Breakthroughs from the Qualtrics X4 Summit: Part 1 of 3

Oprah Winfrey speaking at the conference.

This spring, I had the opportunity to attend the Qualtrics X4 Experience Management Summit in Salt Lake City, Utah. Qualtrics is an enterprise research tool designed to capture customer, product, brand, and employee experience insights.

Breakthroughs was the theme. The impressive keynote speaker line-up included former President Barack Obama, Oprah Winfrey (pictured left), Ashton Kutcher, Tony Hawk, NBA Commissioner Adam Silver, as well as Dan Reynolds, the Lead Singer of Imagine Dragons, who performed one night. This blog series will share a few of the highlights.


Google:  Artificial Intelligence (AI) can provide a magical experience when it helps humans be humans.

Google is always one of the first to try something new, so it should come as no surprise that they were an early adopter of AI and even have a set of governing AI principles. Despite the media's outlook of a bleak future where jobs are replaced by machines, Google instead believes “AI is evolving to complement industries and empower human accomplishment.”

Through research, Google was able to determine the types of work people would most appreciate being replaced or enhanced by AI. For AI to be effective and valued, it must…

Sheets Explore
  1. Alleviate tedium or peripheral work. For example, Google calendar suggest time slots that are available for everyone, with open meeting rooms near participants.

  2. Enhance core work. For example, Sheets Explore (pictured right) lets users ask questions about the data in their spreadsheet. Based on their data, they’ll get suggestions for formatting, charts, and analysis.

  3. Respect social dynamics. If AI is disruptive, people will disable it. Users can also feel uncomfortable when the AI only helps some people instead of the whole group, such as with voice commands.

  4. Steer past old patterns by seeking bias and course correcting. Google calls Gmail Smart Compose their most successful AI product to date. But early iterations were plagued with gender bias, false information, and opinions. For example, the technology assumed investors to be “him” and nurses “her.” AI can reflect biases in the data it learns from, and Google needed to find the trouble spots and override them.

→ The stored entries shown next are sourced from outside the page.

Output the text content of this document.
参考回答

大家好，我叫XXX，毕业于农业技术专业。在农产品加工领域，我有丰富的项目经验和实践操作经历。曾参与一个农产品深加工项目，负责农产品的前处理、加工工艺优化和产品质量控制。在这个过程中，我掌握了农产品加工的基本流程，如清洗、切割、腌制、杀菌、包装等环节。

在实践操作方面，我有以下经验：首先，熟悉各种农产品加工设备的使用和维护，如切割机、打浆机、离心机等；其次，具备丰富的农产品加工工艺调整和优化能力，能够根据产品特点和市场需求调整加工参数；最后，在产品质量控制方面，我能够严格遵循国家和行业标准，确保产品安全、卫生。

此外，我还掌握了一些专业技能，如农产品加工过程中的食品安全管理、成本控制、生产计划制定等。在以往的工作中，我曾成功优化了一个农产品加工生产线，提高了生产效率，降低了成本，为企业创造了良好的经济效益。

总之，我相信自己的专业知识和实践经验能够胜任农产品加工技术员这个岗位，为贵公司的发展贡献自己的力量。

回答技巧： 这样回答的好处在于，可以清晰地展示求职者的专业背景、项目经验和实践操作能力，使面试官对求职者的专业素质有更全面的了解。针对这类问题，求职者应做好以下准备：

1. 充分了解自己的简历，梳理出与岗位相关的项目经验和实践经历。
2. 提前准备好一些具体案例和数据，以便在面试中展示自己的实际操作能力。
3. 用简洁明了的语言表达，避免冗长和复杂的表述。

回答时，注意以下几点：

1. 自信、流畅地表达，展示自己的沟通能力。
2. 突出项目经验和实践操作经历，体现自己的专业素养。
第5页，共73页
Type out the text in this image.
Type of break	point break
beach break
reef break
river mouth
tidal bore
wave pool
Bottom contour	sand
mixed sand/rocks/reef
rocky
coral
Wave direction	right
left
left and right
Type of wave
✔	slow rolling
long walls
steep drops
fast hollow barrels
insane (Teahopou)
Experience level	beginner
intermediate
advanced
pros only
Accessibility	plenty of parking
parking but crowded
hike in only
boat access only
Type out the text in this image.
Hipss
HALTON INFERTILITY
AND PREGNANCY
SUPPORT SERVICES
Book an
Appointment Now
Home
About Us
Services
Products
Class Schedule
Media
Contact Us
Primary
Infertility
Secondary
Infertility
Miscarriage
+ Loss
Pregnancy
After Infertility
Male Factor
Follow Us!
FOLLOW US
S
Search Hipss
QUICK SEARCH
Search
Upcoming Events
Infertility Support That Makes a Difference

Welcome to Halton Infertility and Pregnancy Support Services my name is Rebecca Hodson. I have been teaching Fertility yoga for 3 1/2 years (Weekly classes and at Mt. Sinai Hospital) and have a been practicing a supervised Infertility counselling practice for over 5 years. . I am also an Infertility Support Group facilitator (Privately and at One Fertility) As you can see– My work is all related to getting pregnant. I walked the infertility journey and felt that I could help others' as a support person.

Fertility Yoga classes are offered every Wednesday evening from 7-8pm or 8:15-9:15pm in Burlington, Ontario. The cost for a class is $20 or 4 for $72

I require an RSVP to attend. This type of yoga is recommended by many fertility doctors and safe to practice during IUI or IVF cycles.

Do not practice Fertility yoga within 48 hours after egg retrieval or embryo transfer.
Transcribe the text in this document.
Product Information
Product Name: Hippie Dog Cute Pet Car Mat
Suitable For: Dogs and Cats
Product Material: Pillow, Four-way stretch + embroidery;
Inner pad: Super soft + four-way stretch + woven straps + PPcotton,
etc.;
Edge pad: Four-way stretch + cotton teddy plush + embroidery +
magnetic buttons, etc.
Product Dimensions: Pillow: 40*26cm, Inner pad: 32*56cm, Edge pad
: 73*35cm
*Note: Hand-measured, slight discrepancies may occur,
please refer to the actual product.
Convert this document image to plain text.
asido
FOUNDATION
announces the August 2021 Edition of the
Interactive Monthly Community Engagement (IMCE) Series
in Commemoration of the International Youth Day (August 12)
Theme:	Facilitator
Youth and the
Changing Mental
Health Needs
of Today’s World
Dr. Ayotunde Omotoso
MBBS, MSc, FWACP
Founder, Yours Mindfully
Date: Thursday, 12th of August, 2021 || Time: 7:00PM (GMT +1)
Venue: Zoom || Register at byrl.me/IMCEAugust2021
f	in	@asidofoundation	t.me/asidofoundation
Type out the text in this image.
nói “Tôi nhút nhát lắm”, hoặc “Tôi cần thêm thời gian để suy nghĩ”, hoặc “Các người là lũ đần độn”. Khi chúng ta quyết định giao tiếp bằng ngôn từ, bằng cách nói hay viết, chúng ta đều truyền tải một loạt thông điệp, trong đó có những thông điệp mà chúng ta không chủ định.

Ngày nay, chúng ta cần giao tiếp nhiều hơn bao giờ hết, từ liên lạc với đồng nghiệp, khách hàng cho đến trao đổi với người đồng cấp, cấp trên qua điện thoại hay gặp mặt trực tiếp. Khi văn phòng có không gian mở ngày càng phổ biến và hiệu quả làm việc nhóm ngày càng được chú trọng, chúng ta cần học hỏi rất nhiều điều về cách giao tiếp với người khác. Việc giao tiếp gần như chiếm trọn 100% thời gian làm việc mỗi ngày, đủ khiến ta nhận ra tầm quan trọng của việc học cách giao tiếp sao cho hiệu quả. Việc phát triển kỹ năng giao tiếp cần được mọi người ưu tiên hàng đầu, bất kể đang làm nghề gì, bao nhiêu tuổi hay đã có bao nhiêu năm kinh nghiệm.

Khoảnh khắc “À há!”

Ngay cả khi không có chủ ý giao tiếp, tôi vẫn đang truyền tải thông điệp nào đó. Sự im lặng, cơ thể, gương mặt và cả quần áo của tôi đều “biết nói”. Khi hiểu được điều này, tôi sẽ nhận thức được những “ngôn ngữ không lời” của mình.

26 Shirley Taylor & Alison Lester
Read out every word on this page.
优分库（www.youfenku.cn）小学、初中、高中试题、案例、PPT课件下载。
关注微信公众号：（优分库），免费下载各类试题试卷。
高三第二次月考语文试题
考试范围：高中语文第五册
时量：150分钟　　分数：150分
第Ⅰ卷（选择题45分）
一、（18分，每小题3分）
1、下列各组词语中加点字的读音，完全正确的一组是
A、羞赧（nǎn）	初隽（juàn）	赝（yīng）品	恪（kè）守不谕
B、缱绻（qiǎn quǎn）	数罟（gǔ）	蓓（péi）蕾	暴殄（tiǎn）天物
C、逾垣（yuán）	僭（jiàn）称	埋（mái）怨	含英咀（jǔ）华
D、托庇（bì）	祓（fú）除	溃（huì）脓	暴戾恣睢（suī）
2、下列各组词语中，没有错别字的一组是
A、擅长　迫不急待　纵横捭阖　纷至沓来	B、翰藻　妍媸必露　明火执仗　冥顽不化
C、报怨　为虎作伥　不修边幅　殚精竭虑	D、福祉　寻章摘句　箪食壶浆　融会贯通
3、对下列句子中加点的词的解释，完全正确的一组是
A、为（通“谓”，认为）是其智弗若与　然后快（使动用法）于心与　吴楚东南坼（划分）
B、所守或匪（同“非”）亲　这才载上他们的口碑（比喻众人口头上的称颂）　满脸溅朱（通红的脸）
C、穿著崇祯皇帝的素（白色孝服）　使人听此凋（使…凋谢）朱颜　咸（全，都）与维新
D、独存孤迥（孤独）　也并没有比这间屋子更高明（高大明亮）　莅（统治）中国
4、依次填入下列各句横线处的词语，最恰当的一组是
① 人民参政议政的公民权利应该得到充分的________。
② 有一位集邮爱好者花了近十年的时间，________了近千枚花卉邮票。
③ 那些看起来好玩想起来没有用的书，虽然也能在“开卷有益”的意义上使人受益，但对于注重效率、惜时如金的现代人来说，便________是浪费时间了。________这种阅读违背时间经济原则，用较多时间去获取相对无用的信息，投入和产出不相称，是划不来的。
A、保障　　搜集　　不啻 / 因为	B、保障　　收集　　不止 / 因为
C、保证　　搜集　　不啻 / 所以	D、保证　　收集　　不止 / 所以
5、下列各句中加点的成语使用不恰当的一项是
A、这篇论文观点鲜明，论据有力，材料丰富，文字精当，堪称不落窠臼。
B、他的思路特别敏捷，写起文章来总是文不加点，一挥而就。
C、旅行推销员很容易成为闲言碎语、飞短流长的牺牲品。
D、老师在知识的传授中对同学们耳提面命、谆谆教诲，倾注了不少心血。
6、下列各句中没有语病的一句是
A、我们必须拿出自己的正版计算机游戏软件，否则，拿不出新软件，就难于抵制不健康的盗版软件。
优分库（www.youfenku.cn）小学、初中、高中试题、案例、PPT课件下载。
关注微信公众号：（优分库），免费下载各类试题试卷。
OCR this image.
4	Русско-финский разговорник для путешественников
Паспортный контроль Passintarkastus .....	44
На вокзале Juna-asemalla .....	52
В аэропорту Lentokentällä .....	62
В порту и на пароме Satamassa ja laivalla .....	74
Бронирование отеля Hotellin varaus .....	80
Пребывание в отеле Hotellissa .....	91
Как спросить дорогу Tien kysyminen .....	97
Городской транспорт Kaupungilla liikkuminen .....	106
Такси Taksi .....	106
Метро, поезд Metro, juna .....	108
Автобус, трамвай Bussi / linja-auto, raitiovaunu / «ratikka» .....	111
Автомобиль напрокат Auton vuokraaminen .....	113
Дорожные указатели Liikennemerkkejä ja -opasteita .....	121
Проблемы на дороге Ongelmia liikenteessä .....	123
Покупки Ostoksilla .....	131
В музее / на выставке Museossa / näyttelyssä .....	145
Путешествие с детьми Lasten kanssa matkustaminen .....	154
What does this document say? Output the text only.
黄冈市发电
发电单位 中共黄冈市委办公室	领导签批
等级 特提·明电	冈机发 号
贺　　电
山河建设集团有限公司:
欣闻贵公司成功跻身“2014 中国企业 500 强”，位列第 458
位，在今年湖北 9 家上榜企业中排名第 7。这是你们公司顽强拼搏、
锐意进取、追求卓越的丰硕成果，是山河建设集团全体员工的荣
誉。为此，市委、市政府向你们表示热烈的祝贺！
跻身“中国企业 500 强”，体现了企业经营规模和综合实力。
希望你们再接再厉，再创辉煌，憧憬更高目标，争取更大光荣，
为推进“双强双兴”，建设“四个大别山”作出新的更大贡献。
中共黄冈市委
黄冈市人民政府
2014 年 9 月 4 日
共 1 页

The key is that, ultimately, AI can provide a magical experience when it helps humans be humans. So perhaps, instead of replacing humans, robots will simply empower them.


Expedia: Listen, adjust, measure, repeat.

Expedia is known for well-priced vacation packages, but the team saw a trend; new customers often bought travel and lodging separately, despite the package deals. Research revealed that while travelers wanted to quickly lock in their flights, they wanted to be more thoughtful about their lodging.

In response, Expedia introduced an “attach savings” feature where deals on lodging and transportation are unlocked after purchasing travel.

The feature launched to a lukewarm response. Expedia tried interstitial pop-ups and slide-ins to raise awareness but found that customers were annoyed by the tactics that disrupted their primary tasks.

The team ultimately realized they needed to change expectations before users were ready to book. They developed a TV ad campaign demonstrating this new feature, which helped double the attach transaction growth from Jan 2018 to Jan 2019.


Spotify: Putting the ad in adoption.

When Spotify added the ability to skip ads, they expected most users to take advantage of it. They were surprised when only a fraction of users took it on, and they wanted to find out why.

Through a diary study paired with data tracking, they discovered that participants had different levels of awareness and understanding of the feature.

Some users thought it was too good to be true and that there had to be a catch. Some weren’t bothered by the ads. One user assumed that he couldn’t skip more than six ads because he couldn’t skip more than six songs (even though that's not true); his mental model influenced his behavior. Another user simply forgot it was offered.

Spotify developed a broad ad campaign to spread awareness in multiple ways. As a result, feature adoption doubled.